The Hinduja family feud as inconsequential as far as Ashok Leyland Ltd’s prospects go. The general view among brokerages is that the company’s operations won’t get affected by the fight over the promoter group’s $11 billion fortune.
However, investors have been a bit on the edge, with the company’s shares falling 7.5 per cent in the past three trading sessions. The company’s better than expected March quarter results didn’t lift sentiment either.
Loans to promoter entities worth Rs 500 crore were outstanding at the end of March, which is a bit of an eyesore, especially since the company’s debt numbers themselves shot up last year. So what should have ideally been used to repay its own debt was instead used to fund a promoter-group venture.

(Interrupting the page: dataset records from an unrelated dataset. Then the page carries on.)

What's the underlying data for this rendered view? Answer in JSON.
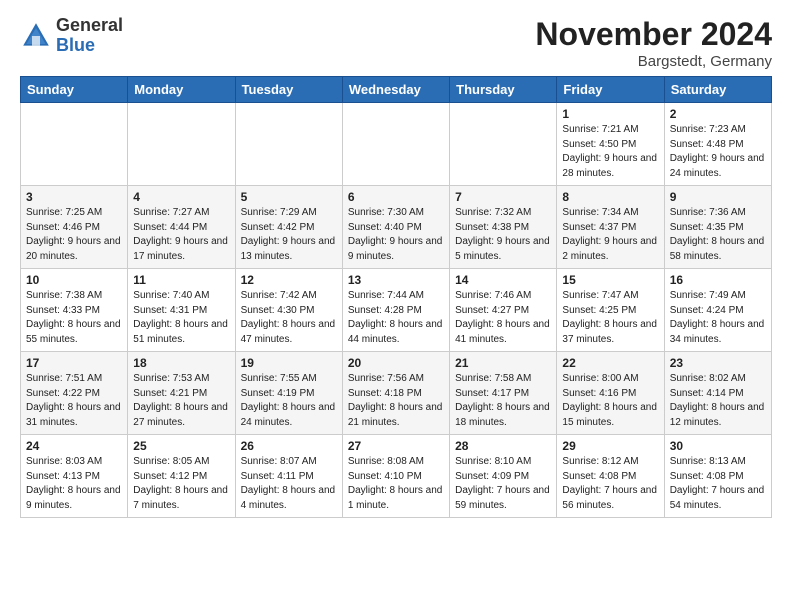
{
  "header": {
    "logo_general": "General",
    "logo_blue": "Blue",
    "month_title": "November 2024",
    "location": "Bargstedt, Germany"
  },
  "days_of_week": [
    "Sunday",
    "Monday",
    "Tuesday",
    "Wednesday",
    "Thursday",
    "Friday",
    "Saturday"
  ],
  "weeks": [
    [
      {
        "day": "",
        "info": ""
      },
      {
        "day": "",
        "info": ""
      },
      {
        "day": "",
        "info": ""
      },
      {
        "day": "",
        "info": ""
      },
      {
        "day": "",
        "info": ""
      },
      {
        "day": "1",
        "info": "Sunrise: 7:21 AM\nSunset: 4:50 PM\nDaylight: 9 hours\nand 28 minutes."
      },
      {
        "day": "2",
        "info": "Sunrise: 7:23 AM\nSunset: 4:48 PM\nDaylight: 9 hours\nand 24 minutes."
      }
    ],
    [
      {
        "day": "3",
        "info": "Sunrise: 7:25 AM\nSunset: 4:46 PM\nDaylight: 9 hours\nand 20 minutes."
      },
      {
        "day": "4",
        "info": "Sunrise: 7:27 AM\nSunset: 4:44 PM\nDaylight: 9 hours\nand 17 minutes."
      },
      {
        "day": "5",
        "info": "Sunrise: 7:29 AM\nSunset: 4:42 PM\nDaylight: 9 hours\nand 13 minutes."
      },
      {
        "day": "6",
        "info": "Sunrise: 7:30 AM\nSunset: 4:40 PM\nDaylight: 9 hours\nand 9 minutes."
      },
      {
        "day": "7",
        "info": "Sunrise: 7:32 AM\nSunset: 4:38 PM\nDaylight: 9 hours\nand 5 minutes."
      },
      {
        "day": "8",
        "info": "Sunrise: 7:34 AM\nSunset: 4:37 PM\nDaylight: 9 hours\nand 2 minutes."
      },
      {
        "day": "9",
        "info": "Sunrise: 7:36 AM\nSunset: 4:35 PM\nDaylight: 8 hours\nand 58 minutes."
      }
    ],
    [
      {
        "day": "10",
        "info": "Sunrise: 7:38 AM\nSunset: 4:33 PM\nDaylight: 8 hours\nand 55 minutes."
      },
      {
        "day": "11",
        "info": "Sunrise: 7:40 AM\nSunset: 4:31 PM\nDaylight: 8 hours\nand 51 minutes."
      },
      {
        "day": "12",
        "info": "Sunrise: 7:42 AM\nSunset: 4:30 PM\nDaylight: 8 hours\nand 47 minutes."
      },
      {
        "day": "13",
        "info": "Sunrise: 7:44 AM\nSunset: 4:28 PM\nDaylight: 8 hours\nand 44 minutes."
      },
      {
        "day": "14",
        "info": "Sunrise: 7:46 AM\nSunset: 4:27 PM\nDaylight: 8 hours\nand 41 minutes."
      },
      {
        "day": "15",
        "info": "Sunrise: 7:47 AM\nSunset: 4:25 PM\nDaylight: 8 hours\nand 37 minutes."
      },
      {
        "day": "16",
        "info": "Sunrise: 7:49 AM\nSunset: 4:24 PM\nDaylight: 8 hours\nand 34 minutes."
      }
    ],
    [
      {
        "day": "17",
        "info": "Sunrise: 7:51 AM\nSunset: 4:22 PM\nDaylight: 8 hours\nand 31 minutes."
      },
      {
        "day": "18",
        "info": "Sunrise: 7:53 AM\nSunset: 4:21 PM\nDaylight: 8 hours\nand 27 minutes."
      },
      {
        "day": "19",
        "info": "Sunrise: 7:55 AM\nSunset: 4:19 PM\nDaylight: 8 hours\nand 24 minutes."
      },
      {
        "day": "20",
        "info": "Sunrise: 7:56 AM\nSunset: 4:18 PM\nDaylight: 8 hours\nand 21 minutes."
      },
      {
        "day": "21",
        "info": "Sunrise: 7:58 AM\nSunset: 4:17 PM\nDaylight: 8 hours\nand 18 minutes."
      },
      {
        "day": "22",
        "info": "Sunrise: 8:00 AM\nSunset: 4:16 PM\nDaylight: 8 hours\nand 15 minutes."
      },
      {
        "day": "23",
        "info": "Sunrise: 8:02 AM\nSunset: 4:14 PM\nDaylight: 8 hours\nand 12 minutes."
      }
    ],
    [
      {
        "day": "24",
        "info": "Sunrise: 8:03 AM\nSunset: 4:13 PM\nDaylight: 8 hours\nand 9 minutes."
      },
      {
        "day": "25",
        "info": "Sunrise: 8:05 AM\nSunset: 4:12 PM\nDaylight: 8 hours\nand 7 minutes."
      },
      {
        "day": "26",
        "info": "Sunrise: 8:07 AM\nSunset: 4:11 PM\nDaylight: 8 hours\nand 4 minutes."
      },
      {
        "day": "27",
        "info": "Sunrise: 8:08 AM\nSunset: 4:10 PM\nDaylight: 8 hours\nand 1 minute."
      },
      {
        "day": "28",
        "info": "Sunrise: 8:10 AM\nSunset: 4:09 PM\nDaylight: 7 hours\nand 59 minutes."
      },
      {
        "day": "29",
        "info": "Sunrise: 8:12 AM\nSunset: 4:08 PM\nDaylight: 7 hours\nand 56 minutes."
      },
      {
        "day": "30",
        "info": "Sunrise: 8:13 AM\nSunset: 4:08 PM\nDaylight: 7 hours\nand 54 minutes."
      }
    ]
  ]
}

Investors have typically frowned at such arrangements. In Leyland’s case, the company told analysts that among other things, it gets to make an arbitrage gain by borrowing cheap and lending to promoter entities at rates that are 3-4 percentage points higher.
While this sounds good, prima facie, the moot point is that the company’s investors are really looking to ride its fortunes in the auto business, and not quite its prowess in the market for inter-corporate deposits.
While Ashok Leyland has had a history of giving loans given to promoter entities, these have been typically short-term loans, and never kept outstanding in the end-March period. In FY19, loans worth Rs 735 crore were given, but these were also repaid before the end of the year. But in FY20, loans worth Rs 950 crore were advanced, while repayments amounted to only Rs 450 crore.